Розмари не имела представления, сколько прошло времени, прежде чем она снова услышала звук его шагов. Ещё явно не рассвело, поскольку никакой свет сквозь тонкие деревянные стены не проникал. Ее чувства, обострённо ощущавшие всё, что происходило внутри или снаружи лачуги, уловили его присутствие ещё до того, как она услышала эти шаги.

Он вернулся.

Розмари почувствовала, как ускорилось её дыхание и заколотилось в груди сердце. Она услышала, как он убрал запирающий дверь брус. Собравшись с духом, она приготовилась снова увидеть его жуткое лицо и зловещие жёлтые глаза.

Луч света упал на землю. Дверь, висевшая на одной единственной петле, распахнулась.

Он появился на пороге, держа в руках новый факел, которым и заменил сгоревший. Его лицо было совершенно непроницаемым, но одна крошечная деталь заставила Розмари тихонько заскулить от страха, несмотря на всю её решимость быть храброй. В углу его рта она заметила тоненькую струйку крови.

Он по-прежнему оставался совершенно безмолвным - страшный оживший восковой манекен, который смотрел сейчас на свою пленницу и, скорее всего, решал её дальнейшую судьбу.

Прошло несколько томительно долгих минут.

Вдруг, не проявляя никаких эмоций, он развернулся и исчез в темноте - не закрыв за собой дверь.



Наступил рассвет, и вместе с ним - день новых ужасов. Розмари не решалась переступить порог из-за страха столкнуться со своим кошмарным тюремщиком. Иногда она слышала его шаги снаружи и знала, что он находится рядом.

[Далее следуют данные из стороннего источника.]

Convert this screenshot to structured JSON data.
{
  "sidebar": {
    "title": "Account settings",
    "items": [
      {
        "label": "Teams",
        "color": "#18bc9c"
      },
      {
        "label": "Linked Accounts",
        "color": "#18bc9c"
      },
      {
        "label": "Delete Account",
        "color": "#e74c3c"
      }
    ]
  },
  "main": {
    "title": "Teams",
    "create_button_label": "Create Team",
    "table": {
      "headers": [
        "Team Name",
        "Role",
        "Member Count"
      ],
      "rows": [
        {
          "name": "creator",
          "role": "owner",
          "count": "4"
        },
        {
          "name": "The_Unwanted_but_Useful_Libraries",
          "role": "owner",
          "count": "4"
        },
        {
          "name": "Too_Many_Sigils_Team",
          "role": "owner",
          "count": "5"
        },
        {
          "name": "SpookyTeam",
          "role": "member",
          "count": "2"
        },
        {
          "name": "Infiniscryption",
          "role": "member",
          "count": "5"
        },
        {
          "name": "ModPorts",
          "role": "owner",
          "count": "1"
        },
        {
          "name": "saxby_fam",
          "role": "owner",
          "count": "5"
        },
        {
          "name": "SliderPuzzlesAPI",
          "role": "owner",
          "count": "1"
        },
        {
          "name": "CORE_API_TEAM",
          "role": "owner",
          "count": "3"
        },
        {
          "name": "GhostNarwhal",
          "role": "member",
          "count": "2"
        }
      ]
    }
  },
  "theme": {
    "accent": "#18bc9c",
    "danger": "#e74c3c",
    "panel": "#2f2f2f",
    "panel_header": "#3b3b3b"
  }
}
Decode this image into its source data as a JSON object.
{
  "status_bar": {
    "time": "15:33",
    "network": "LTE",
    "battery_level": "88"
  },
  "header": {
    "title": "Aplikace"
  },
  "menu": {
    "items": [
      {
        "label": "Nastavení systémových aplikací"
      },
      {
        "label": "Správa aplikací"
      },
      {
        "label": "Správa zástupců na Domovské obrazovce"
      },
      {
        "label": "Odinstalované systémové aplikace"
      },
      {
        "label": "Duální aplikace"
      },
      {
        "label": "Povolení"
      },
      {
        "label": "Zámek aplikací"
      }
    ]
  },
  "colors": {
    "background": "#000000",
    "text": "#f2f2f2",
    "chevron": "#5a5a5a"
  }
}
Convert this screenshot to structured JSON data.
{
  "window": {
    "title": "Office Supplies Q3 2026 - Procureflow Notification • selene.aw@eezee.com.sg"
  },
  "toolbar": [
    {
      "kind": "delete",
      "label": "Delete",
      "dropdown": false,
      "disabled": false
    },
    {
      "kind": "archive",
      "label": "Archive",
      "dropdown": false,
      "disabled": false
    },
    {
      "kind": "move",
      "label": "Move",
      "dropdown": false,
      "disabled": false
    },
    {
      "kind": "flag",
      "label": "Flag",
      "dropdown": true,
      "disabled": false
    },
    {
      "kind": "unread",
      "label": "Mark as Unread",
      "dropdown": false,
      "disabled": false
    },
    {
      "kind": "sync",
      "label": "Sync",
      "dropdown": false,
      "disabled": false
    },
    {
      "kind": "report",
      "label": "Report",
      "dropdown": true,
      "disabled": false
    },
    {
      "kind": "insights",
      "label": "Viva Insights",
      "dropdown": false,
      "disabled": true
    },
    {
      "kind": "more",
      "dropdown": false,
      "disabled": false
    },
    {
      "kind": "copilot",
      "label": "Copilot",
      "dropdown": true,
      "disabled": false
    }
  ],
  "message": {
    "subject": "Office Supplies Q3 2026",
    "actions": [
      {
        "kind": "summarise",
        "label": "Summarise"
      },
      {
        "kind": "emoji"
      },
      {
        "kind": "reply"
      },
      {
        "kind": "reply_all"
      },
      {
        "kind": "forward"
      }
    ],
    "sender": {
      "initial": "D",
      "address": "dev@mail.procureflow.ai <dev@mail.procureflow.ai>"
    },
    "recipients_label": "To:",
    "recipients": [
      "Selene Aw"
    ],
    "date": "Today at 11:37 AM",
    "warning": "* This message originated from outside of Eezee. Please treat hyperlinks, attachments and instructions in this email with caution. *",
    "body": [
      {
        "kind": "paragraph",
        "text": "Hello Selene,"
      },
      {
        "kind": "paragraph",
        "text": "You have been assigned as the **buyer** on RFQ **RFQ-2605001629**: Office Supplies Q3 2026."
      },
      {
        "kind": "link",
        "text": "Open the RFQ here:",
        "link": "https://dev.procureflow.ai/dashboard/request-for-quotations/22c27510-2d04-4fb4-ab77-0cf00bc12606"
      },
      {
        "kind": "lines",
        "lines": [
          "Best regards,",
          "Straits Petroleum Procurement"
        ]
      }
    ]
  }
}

Может быть, он играет с ней? Как "играл" с Мэгги перед этим... Она тряхнула головой, не желая вспоминать те жуткие мгновения, когда он появился из ниоткуда во время её мирной дневной прогулки по Шотландскому Нагорью и схватил её - после того как зверски убил её храбрую шетландскую колли, которая пыталась защитить хозяйку от нападения злоумышленника.

Кровь в углу его рта свидетельствовала и о других зверствах, которые он, несомненно, совершил этой ночью.

Она решила, что тоже кончит, как Мэгги, - её горло будет перерезано его острыми, как бритва, зубами, а её окровавленные останки будут расчленены и выброшены.

Но, несмотря на страх, сжимавший её внутренности, несмотря на холодный пот и дрожь, которую она не могла сдержать, она всё ещё была жива. Значит, оставалась ещё какая-то надежда, разве не так?

У неё болела голова. Почему он пощадил её? Почему он не может убить её и положить конец той адской муке, которую ей приходилось терпеть? Она желала смерти, в которой он, судя по всему, ей отказывал...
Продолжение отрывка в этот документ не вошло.